Fixing a hack finds a better solution
Sunday, September 2, 2018
In my Elections Ontario official results post, I had to use an ugly hack to match Electoral District names and numbers by extracting data from a drop down list on the Find My Electoral District website. Although it was mildly clever, like any hack, I shouldn’t have relied on this one for long, as proven by Elections Ontario shutting down the website.
So, a more robust solution was required, which led to using one of Election Ontario’s shapefiles. The shapefile contains the data we need, it’s just in a tricky format to deal with. But, the sf
package makes this mostly straightforward.

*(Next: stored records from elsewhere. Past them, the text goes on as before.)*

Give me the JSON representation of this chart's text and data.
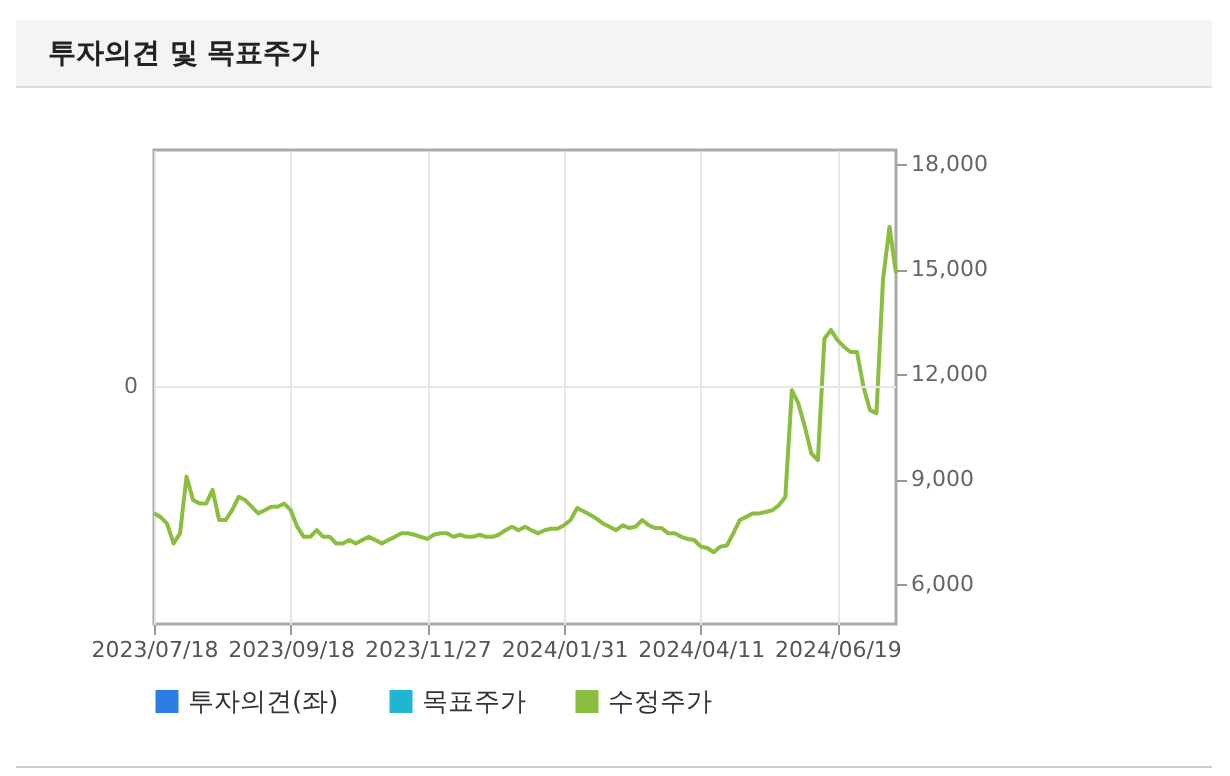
{
  "chart_data": {
    "type": "line",
    "title": "투자의견 및 목표주가",
    "categories": [
      "2023/07/18",
      null,
      null,
      null,
      null,
      null,
      null,
      null,
      null,
      null,
      null,
      null,
      null,
      null,
      null,
      null,
      null,
      null,
      null,
      null,
      null,
      "2023/09/18",
      null,
      null,
      null,
      null,
      null,
      null,
      null,
      null,
      null,
      null,
      null,
      null,
      null,
      null,
      null,
      null,
      null,
      null,
      null,
      null,
      "2023/11/27",
      null,
      null,
      null,
      null,
      null,
      null,
      null,
      null,
      null,
      null,
      null,
      null,
      null,
      null,
      null,
      null,
      null,
      null,
      null,
      null,
      "2024/01/31",
      null,
      null,
      null,
      null,
      null,
      null,
      null,
      null,
      null,
      null,
      null,
      null,
      null,
      null,
      null,
      null,
      null,
      null,
      null,
      null,
      "2024/04/11",
      null,
      null,
      null,
      null,
      null,
      null,
      null,
      null,
      null,
      null,
      null,
      null,
      null,
      null,
      null,
      null,
      null,
      null,
      null,
      null,
      "2024/06/19",
      null,
      null,
      null,
      null,
      null,
      null,
      null,
      null,
      null
    ],
    "series": [
      {
        "name": "투자의견(좌)",
        "type": "bar",
        "axis": "y",
        "color": "#2a7de1",
        "values": [
          null,
          null,
          null,
          null,
          null,
          null,
          null,
          null,
          null,
          null,
          null,
          null,
          null,
          null,
          null,
          null,
          null,
          null,
          null,
          null,
          null,
          null,
          null,
          null,
          null,
          null,
          null,
          null,
          null,
          null,
          null,
          null,
          null,
          null,
          null,
          null,
          null,
          null,
          null,
          null,
          null,
          null,
          null,
          null,
          null,
          null,
          null,
          null,
          null,
          null,
          null,
          null,
          null,
          null,
          null,
          null,
          null,
          null,
          null,
          null,
          null,
          null,
          null,
          null,
          null,
          null,
          null,
          null,
          null,
          null,
          null,
          null,
          null,
          null,
          null,
          null,
          null,
          null,
          null,
          null,
          null,
          null,
          null,
          null,
          null,
          null,
          null,
          null,
          null,
          null,
          null,
          null,
          null,
          null,
          null,
          null,
          null,
          null,
          null,
          null,
          null,
          null,
          null,
          null,
          null,
          null,
          null,
          null,
          null,
          null,
          null,
          null,
          null,
          null,
          null
        ]
      },
      {
        "name": "목표주가",
        "axis": "y2",
        "color": "#1fb5d3",
        "values": [
          null,
          null,
          null,
          null,
          null,
          null,
          null,
          null,
          null,
          null,
          null,
          null,
          null,
          null,
          null,
          null,
          null,
          null,
          null,
          null,
          null,
          null,
          null,
          null,
          null,
          null,
          null,
          null,
          null,
          null,
          null,
          null,
          null,
          null,
          null,
          null,
          null,
          null,
          null,
          null,
          null,
          null,
          null,
          null,
          null,
          null,
          null,
          null,
          null,
          null,
          null,
          null,
          null,
          null,
          null,
          null,
          null,
          null,
          null,
          null,
          null,
          null,
          null,
          null,
          null,
          null,
          null,
          null,
          null,
          null,
          null,
          null,
          null,
          null,
          null,
          null,
          null,
          null,
          null,
          null,
          null,
          null,
          null,
          null,
          null,
          null,
          null,
          null,
          null,
          null,
          null,
          null,
          null,
          null,
          null,
          null,
          null,
          null,
          null,
          null,
          null,
          null,
          null,
          null,
          null,
          null,
          null,
          null,
          null,
          null,
          null,
          null,
          null,
          null,
          null
        ]
      },
      {
        "name": "수정주가",
        "axis": "y2",
        "color": "#8bbd3f",
        "values": [
          8020,
          7920,
          7730,
          7160,
          7450,
          9070,
          8400,
          8300,
          8300,
          8690,
          7830,
          7830,
          8110,
          8490,
          8400,
          8210,
          8020,
          8110,
          8210,
          8210,
          8300,
          8110,
          7640,
          7350,
          7350,
          7540,
          7350,
          7350,
          7160,
          7160,
          7260,
          7160,
          7260,
          7350,
          7260,
          7160,
          7260,
          7350,
          7450,
          7450,
          7410,
          7350,
          7290,
          7410,
          7450,
          7450,
          7350,
          7410,
          7350,
          7350,
          7410,
          7350,
          7350,
          7410,
          7540,
          7640,
          7540,
          7640,
          7540,
          7450,
          7540,
          7580,
          7580,
          7680,
          7830,
          8170,
          8080,
          7980,
          7870,
          7730,
          7640,
          7540,
          7680,
          7600,
          7640,
          7830,
          7680,
          7600,
          7600,
          7450,
          7450,
          7350,
          7290,
          7260,
          7070,
          7030,
          6910,
          7070,
          7100,
          7450,
          7830,
          7920,
          8020,
          8020,
          8060,
          8110,
          8250,
          8490,
          11540,
          11160,
          10490,
          9730,
          9540,
          13010,
          13260,
          12970,
          12780,
          12630,
          12630,
          11640,
          10970,
          10880,
          14690,
          16210,
          14880
        ]
      }
    ],
    "annotations": [
      "0"
    ],
    "y2lim": [
      4860,
      18400
    ],
    "y2ticks": [
      {
        "value": 6000,
        "label": "6,000"
      },
      {
        "value": 9000,
        "label": "9,000"
      },
      {
        "value": 12000,
        "label": "12,000"
      },
      {
        "value": 15000,
        "label": "15,000"
      },
      {
        "value": 18000,
        "label": "18,000"
      }
    ],
    "grid": true,
    "legend": "bottom"
  }
}
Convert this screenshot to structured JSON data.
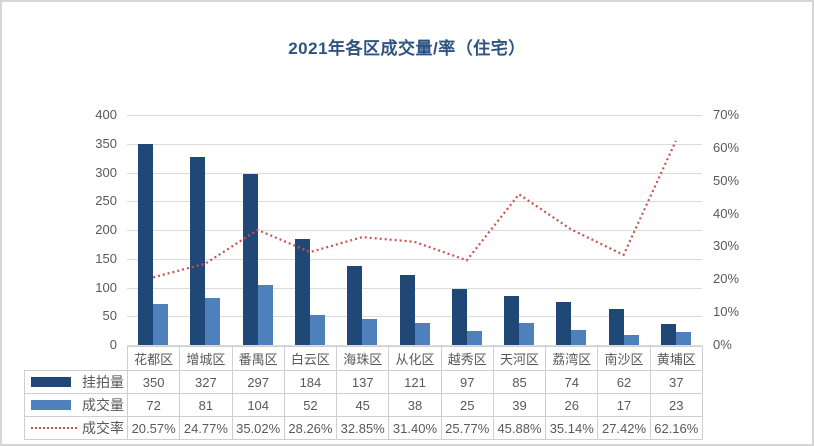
{
  "frame": {
    "background": "#ffffff",
    "border_color": "#d6d6d6"
  },
  "chart_data": {
    "type": "bar",
    "subtype": "combo-bar-line",
    "title": "2021年各区成交量/率（住宅）",
    "categories": [
      "花都区",
      "增城区",
      "番禺区",
      "白云区",
      "海珠区",
      "从化区",
      "越秀区",
      "天河区",
      "荔湾区",
      "南沙区",
      "黄埔区"
    ],
    "series": [
      {
        "name": "挂拍量",
        "type": "bar",
        "color": "#1f4876",
        "axis": "left",
        "values": [
          350,
          327,
          297,
          184,
          137,
          121,
          97,
          85,
          74,
          62,
          37
        ]
      },
      {
        "name": "成交量",
        "type": "bar",
        "color": "#4e81bb",
        "axis": "left",
        "values": [
          72,
          81,
          104,
          52,
          45,
          38,
          25,
          39,
          26,
          17,
          23
        ]
      },
      {
        "name": "成交率",
        "type": "line",
        "line_style": "dotted",
        "color": "#c9534f",
        "axis": "right",
        "values": [
          20.57,
          24.77,
          35.02,
          28.26,
          32.85,
          31.4,
          25.77,
          45.88,
          35.14,
          27.42,
          62.16
        ],
        "labels": [
          "20.57%",
          "24.77%",
          "35.02%",
          "28.26%",
          "32.85%",
          "31.40%",
          "25.77%",
          "45.88%",
          "35.14%",
          "27.42%",
          "62.16%"
        ]
      }
    ],
    "left_axis": {
      "min": 0,
      "max": 400,
      "step": 50,
      "ticks": [
        "400",
        "350",
        "300",
        "250",
        "200",
        "150",
        "100",
        "50",
        "0"
      ]
    },
    "right_axis": {
      "min": 0,
      "max": 70,
      "step": 10,
      "ticks": [
        "70%",
        "60%",
        "50%",
        "40%",
        "30%",
        "20%",
        "10%",
        "0%"
      ]
    },
    "grid": "horizontal",
    "gridline_color": "#dcdcdc",
    "legend_position": "data-table-left",
    "text_color": "#595959",
    "title_color": "#2e5380",
    "table_border_color": "#cfcfcf"
  }
}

We start by downloading and importing the Elections Ontario shape file. Then, since we’re only interested in the City of Toronto boundaries, we download the city’s shapefile too and intersect it with the provincial one to get a subset:
download.file("[www.elections.on.ca/content/d...](https://www.elections.on.ca/content/dam/NGW/sitecontent/2016/preo/shapefiles/Polling%20Division%20Shapefile%20-%202014%20General%20Election.zip)",
destfile = "data-raw/Polling%20Division%20Shapefile%20-%202014%20General%20Election.zip")
unzip("data-raw/Polling%20Division%20Shapefile%20-%202014%20General%20Election.zip",
exdir = "data-raw/Polling%20Division%20Shapefile%20-%202014%20General%20Election")
prov_geo <- sf::st_read(“data-raw/Polling%20Division%20Shapefile%20-%202014%20General%20Election”,
layer = “PDs_Ontario”) %>%
sf::st_transform(crs = “+init=epsg:4326”)
download.file("opendata.toronto.ca/gcc/votin…",
destfile = “data-raw/voting_location_2014_wgs84.zip”)
unzip(“data-raw/voting_location_2014_wgs84.zip”, exdir=“data-raw/voting_location_2014_wgs84”)
toronto_wards <- sf::st_read(“data-raw/voting_location_2014_wgs84”, layer = “VOTING_LOCATION_2014_WGS84”) %>%
sf::st_transform(crs = “+init=epsg:4326”)
to_prov_geo <- prov_geo %>%
sf::st_intersection(toronto_wards)
Now we just need to extract a couple of columns from the data frame associated with the shapefile. Then we process the values a bit so that they match the format of other data sets. This includes converting them to UTF-8, formatting as title case, and replacing dashes with spaces:
electoral_districts <- to_prov_geo %>%
dplyr::transmute(electoral_district = as.character(DATA_COMPI),
electoral_district_name = stringr::str_to_title(KPI04)) %>%
dplyr::group_by(electoral_district, electoral_district_name) %>%
dplyr::count() %>%
dplyr::ungroup() %>%
dplyr::mutate(electoral_district_name = stringr::str_replace_all(utf8::as_utf8(electoral_district_name), "\u0097", " ")) %>%
dplyr::select(electoral_district, electoral_district_name)
electoral_districts
## Simple feature collection with 23 features and 2 fields
## geometry type: MULTIPOINT
## dimension: XY
## bbox: xmin: -79.61919 ymin: 43.59068 xmax: -79.12511 ymax: 43.83057
## epsg (SRID): 4326
## proj4string: +proj=longlat +datum=WGS84 +no_defs
## # A tibble: 23 x 3
## electoral_distri… electoral_distric… geometry
##
## 1 005 Beaches East York (-79.32736 43.69452, -79.32495 43…
## 2 015 Davenport (-79.4605 43.68283, -79.46003 43.…
## 3 016 Don Valley East (-79.35985 43.78844, -79.3595 43.…
## 4 017 Don Valley West (-79.40592 43.75026, -79.40524 43…
## 5 020 Eglinton Lawrence (-79.46787 43.70595, -79.46376 43…
## 6 023 Etobicoke Centre (-79.58697 43.6442, -79.58561 43.…
## 7 024 Etobicoke Lakesho… (-79.56213 43.61001, -79.5594 43.…
## 8 025 Etobicoke North (-79.61919 43.72889, -79.61739 43…
## 9 068 Parkdale High Park (-79.49944 43.66285, -79.4988 43.…
## 10 072 Pickering Scarbor… (-79.18898 43.80374, -79.17927 43…
## # ... with 13 more rows
In the end, this is a much more reliable solution, though it seems a bit extreme to use GIS techniques just to get a listing of Electoral District names and numbers.